At 15:44 -0400 8/4/03, James M. Ray wrote:
Would the same phrase "Bet with e-gold" used on the casino
home page be infringing? What exactly is the difference?

One's a domain name, and the other's an invitation. Go try registering cocacolaforum.com and then on another site do a forum about the wonders of drinking a lot of CocaCola if you want to see the difference



(Aside --- the internet is a place where people who know staggeringly utterly nothing about topics get to go on and on about them.)



Just incidentally FWIW, if you simply MENTION Coca Cola (or e-gold) on a web site, or perhaps in a brochure, advertisement or poster --


YES !!

you are in fact or can be infringing on their trademarks seriously and in many situations you have to carefully point out that it is a registered trademark that you are just mentioning in passing !!!!!!!!

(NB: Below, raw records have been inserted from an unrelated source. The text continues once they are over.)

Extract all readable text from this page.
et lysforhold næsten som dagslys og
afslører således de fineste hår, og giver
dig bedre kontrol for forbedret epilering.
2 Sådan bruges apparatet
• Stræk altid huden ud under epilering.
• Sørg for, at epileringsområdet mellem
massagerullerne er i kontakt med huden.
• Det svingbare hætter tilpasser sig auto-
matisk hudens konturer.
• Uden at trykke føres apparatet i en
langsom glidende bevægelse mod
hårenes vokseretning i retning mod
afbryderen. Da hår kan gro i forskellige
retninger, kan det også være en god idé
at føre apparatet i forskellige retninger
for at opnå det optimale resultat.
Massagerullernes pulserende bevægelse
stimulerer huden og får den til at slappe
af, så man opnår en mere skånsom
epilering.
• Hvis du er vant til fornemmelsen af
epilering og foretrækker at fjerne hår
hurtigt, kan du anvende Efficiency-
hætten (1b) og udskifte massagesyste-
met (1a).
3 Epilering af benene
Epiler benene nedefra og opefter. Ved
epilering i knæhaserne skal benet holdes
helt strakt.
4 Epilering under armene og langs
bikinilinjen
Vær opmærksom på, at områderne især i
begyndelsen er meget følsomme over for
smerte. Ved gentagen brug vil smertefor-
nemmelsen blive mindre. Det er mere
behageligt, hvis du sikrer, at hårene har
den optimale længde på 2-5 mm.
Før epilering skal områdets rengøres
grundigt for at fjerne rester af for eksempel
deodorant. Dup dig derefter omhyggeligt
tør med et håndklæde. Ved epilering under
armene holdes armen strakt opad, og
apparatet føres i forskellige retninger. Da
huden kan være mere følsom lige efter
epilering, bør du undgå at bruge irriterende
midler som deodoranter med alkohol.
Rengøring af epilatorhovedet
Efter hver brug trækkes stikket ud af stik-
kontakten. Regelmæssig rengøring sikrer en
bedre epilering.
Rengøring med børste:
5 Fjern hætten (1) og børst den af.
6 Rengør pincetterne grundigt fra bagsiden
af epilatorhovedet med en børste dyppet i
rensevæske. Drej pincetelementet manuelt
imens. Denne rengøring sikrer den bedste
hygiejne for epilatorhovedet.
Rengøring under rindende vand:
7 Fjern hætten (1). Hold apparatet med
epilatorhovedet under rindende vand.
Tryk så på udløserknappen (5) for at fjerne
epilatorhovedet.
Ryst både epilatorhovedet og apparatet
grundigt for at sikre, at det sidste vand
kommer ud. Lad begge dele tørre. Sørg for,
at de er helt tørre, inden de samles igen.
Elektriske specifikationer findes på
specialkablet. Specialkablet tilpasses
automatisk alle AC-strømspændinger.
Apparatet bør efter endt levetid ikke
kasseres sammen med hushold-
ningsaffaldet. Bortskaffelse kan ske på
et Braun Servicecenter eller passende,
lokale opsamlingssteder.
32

EVERYONE who uses the company name "e-gold" anywhere on a market makers page or whatever, you should liberally pepper it with "TM" symbols...at least the first time you do so.

(You can see this everywhere about you -- look.)

indeed similarly if e-gold on their site says something like "there are many fine e-gold market makers, such as Icegold and Cambist" .. then e-gold should shove some TM symbols and legal language in there.

For example, I just saw an ad for Chevrolet trucks and it said something like "The biggest invention in comfort and safety since BubbleWrap"

yes, absolutely, they have a little "tm" or whatever above the BubbleWrap and down the bottom in fine print it says something like "We are Chevrolet and we use BubbleWrap's famous trademark only with permission and we explicitly do not take away any of their rights in doing so and we remind you tyhat BubbleWrap very much remains a trademark of the Sarin3M corporation ..." sort of thing.

Now - in fact - if bubble wrap WANTED to, they could STOP Chevy from doing this. (that would be why it's called "property") Say chevy went further with the gag and started a web site called "bubblewrapcars," then they could stop them doing that (and probably would). I mean "bubble wrap" is their property.

Also, as an example, the last time I was filming a Levis commercial, it happened to have some coke logos in it (it was set in the 50s or whatever and there was an old red coke machine at the gas station the hero in the Levis stopped at) .. you have to be extremelyl careful about this sort of thing, for instance Levis checked it out first with Coke to see if they minded, and however small, it was careful that the coke logo seen incidentally included a "tm" thingy above it.